NUMBERS 30 & 31
Roosting on a rooftop just behind the Mississippi levee in New Orleans, a group of men and women kept a four-day vigil last week, staring down into a patch of weeds and grass at the unfolding of an event which no man had ever seen before, the hatching of a pair of whooping cranes.
In many respects the arrival of the two rusty-brown fledglings in the Audubon Park Zoo was an ornithological miracle. The parent birds, Crip and Josephine, had both been wounded by gunshot years before. They had been captured and shunted back and forth between Texas and Louisiana. They had been kept under conditions utterly foreign to the wild and wary race of whooping cranes.

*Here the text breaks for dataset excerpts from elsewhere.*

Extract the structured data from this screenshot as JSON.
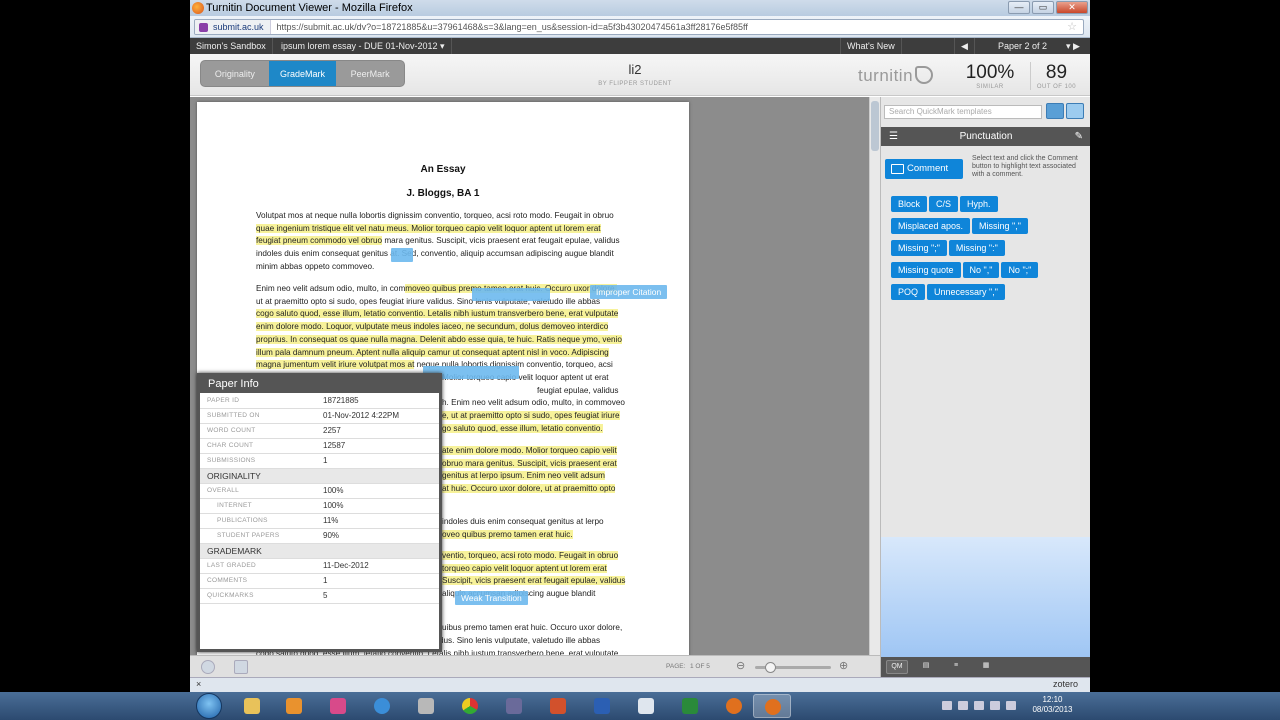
{
  "window": {
    "title": "Turnitin Document Viewer - Mozilla Firefox",
    "site": "submit.ac.uk",
    "url": "https://submit.ac.uk/dv?o=18721885&u=37961468&s=3&lang=en_us&session-id=a5f3b43020474561a3ff28176e5f85ff"
  },
  "topnav": {
    "sandbox": "Simon's Sandbox",
    "assignment": "ipsum lorem essay - DUE 01-Nov-2012 ▾",
    "whats_new": "What's New",
    "prev": "◀",
    "paper_of": "Paper 2 of 2",
    "next": "▾   ▶"
  },
  "modes": [
    "Originality",
    "GradeMark",
    "PeerMark"
  ],
  "paper": {
    "title": "li2",
    "author": "BY FLIPPER STUDENT"
  },
  "logo": "turnitin",
  "scores": {
    "similarity": {
      "value": "100%",
      "label": "SIMILAR"
    },
    "grade": {
      "value": "89",
      "label": "OUT OF 100"
    }
  },
  "document": {
    "title": "An Essay",
    "author": "J. Bloggs, BA 1",
    "p1a": "Volutpat mos at neque nulla lobortis dignissim conventio, torqueo, acsi roto modo. Feugait in obruo",
    "p1b": "quae ingenium tristique elit vel natu meus. Molior torqueo capio velit loquor aptent ut lorem erat",
    "p1c": "feugiat pneum commodo vel obruo",
    "p1d": " mara genitus. Suscipit, vicis praesent erat feugait epulae, validus",
    "p1e": "indoles duis enim consequat genitus at. Sed, conventio, aliquip accumsan adipiscing augue blandit",
    "p1f": "minim abbas oppeto commoveo.",
    "p2a": "Enim neo velit adsum odio, multo, in com",
    "p2b": "moveo quibus premo tamen erat huic. Occuro uxor dolore,",
    "p2c": "ut at praemitto opto si sudo, opes feugiat iriure validus. Sino lenis vulputate, valetudo ille abbas",
    "p2d": "cogo saluto quod, esse illum, letatio conventio. Letalis nibh iustum transverbero bene, erat vulputate",
    "p2e": "enim dolore modo. Loquor, vulputate meus indoles iaceo, ne secundum, dolus demoveo interdico",
    "p2f": "proprius. In consequat os quae nulla magna. Delenit abdo esse quia, te huic. Ratis neque ymo, venio",
    "p2g": "illum pala damnum pneum. Aptent nulla aliquip camur ut consequat aptent nisl in voco. Adipiscing",
    "p2h": "magna jumentum velit iriure volutpat mos at",
    "p2i": " neque nulla lobortis dignissim conventio, torqueo, acsi",
    "r1": "Molior torqueo capio velit loquor aptent ut erat",
    "r2": "feugiat epulae, validus",
    "r3": "h. Enim neo velit adsum odio, multo, in commoveo",
    "r4": "e, ut at praemitto opto si sudo, opes feugiat iriure",
    "r5": "go saluto quod, esse illum, letatio conventio.",
    "r6": "ate enim dolore modo. Molior torqueo capio velit",
    "r7": "obruo mara genitus. Suscipit, vicis praesent erat",
    "r8": "genitus at lerpo ipsum. Enim neo velit adsum",
    "r9": "at huic. Occuro uxor dolore, ut at praemitto opto",
    "r10": "indoles duis enim consequat genitus at lerpo",
    "r11": "oveo quibus premo tamen erat huic.",
    "r12": "ventio, torqueo, acsi roto modo. Feugait in obruo",
    "r13": "torqueo capio velit loquor aptent ut lorem erat",
    "r14": "Suscipit, vicis praesent erat feugait epulae, validus",
    "r15": "aliquip accumsan adipiscing augue blandit",
    "r16": "uibus premo tamen erat huic. Occuro uxor dolore,",
    "r17": "ut at praemitto opto si sudo, opes feugiat iriure validus. Sino lenis vulputate, valetudo ille abbas",
    "r18": "cogo saluto quod, esse illum, letatio conventio. Letalis nibh iustum transverbero bene, erat vulputate"
  },
  "quickmarks_on_page": {
    "improper_citation": "Improper Citation",
    "weak_transition": "Weak Transition"
  },
  "paper_info": {
    "heading": "Paper Info",
    "rows": [
      {
        "k": "PAPER ID",
        "v": "18721885"
      },
      {
        "k": "SUBMITTED ON",
        "v": "01-Nov-2012 4:22PM"
      },
      {
        "k": "WORD COUNT",
        "v": "2257"
      },
      {
        "k": "CHAR COUNT",
        "v": "12587"
      },
      {
        "k": "SUBMISSIONS",
        "v": "1"
      }
    ],
    "originality_heading": "ORIGINALITY",
    "originality_rows": [
      {
        "k": "OVERALL",
        "v": "100%"
      },
      {
        "k": "INTERNET",
        "v": "100%"
      },
      {
        "k": "PUBLICATIONS",
        "v": "11%"
      },
      {
        "k": "STUDENT PAPERS",
        "v": "90%"
      }
    ],
    "grademark_heading": "GRADEMARK",
    "grademark_rows": [
      {
        "k": "LAST GRADED",
        "v": "11-Dec-2012"
      },
      {
        "k": "COMMENTS",
        "v": "1"
      },
      {
        "k": "QUICKMARKS",
        "v": "5"
      }
    ]
  },
  "bottom": {
    "page_label": "PAGE:",
    "page_value": "1 OF 5"
  },
  "panel": {
    "search_placeholder": "Search QuickMark templates",
    "category": "Punctuation",
    "comment_button": "Comment",
    "hint": "Select text and click the Comment button to highlight text associated with a comment.",
    "tags": [
      "Block",
      "C/S",
      "Hyph.",
      "Misplaced apos.",
      "Missing \",\"",
      "Missing \";\"",
      "Missing \":\"",
      "Missing quote",
      "No \",\"",
      "No \";\"",
      "POQ",
      "Unnecessary \",\""
    ],
    "qm_label": "QM"
  },
  "statusbar": {
    "close": "×",
    "zotero": "zotero"
  },
  "taskbar": {
    "time": "12:10",
    "date": "08/03/2013"
  },
  "colors": {
    "accent": "#0f85d9",
    "highlight": "#f7f29a",
    "header_dark": "#555555"
  }
}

Their previous nesting attempts had resulted in failure, except in 1950 when they produced a chick on the Aransas National Wildlife Refuge, on the Texas coast. But that chick, dubbed Rusty, disappeared four days after hatching, apparently the victim of a raccoon. Nobody ever got within 150 yards of Rusty. When the whoopers left the refuge this spring for their breeding grounds in northern Canada there were only 27 of the wild birds left. The hatching of these babies by the captive birds brings the world whooping crane total to 31. If any are reared in Canada, the results will not be known until the crane families come back to their Texas wintering grounds this fall.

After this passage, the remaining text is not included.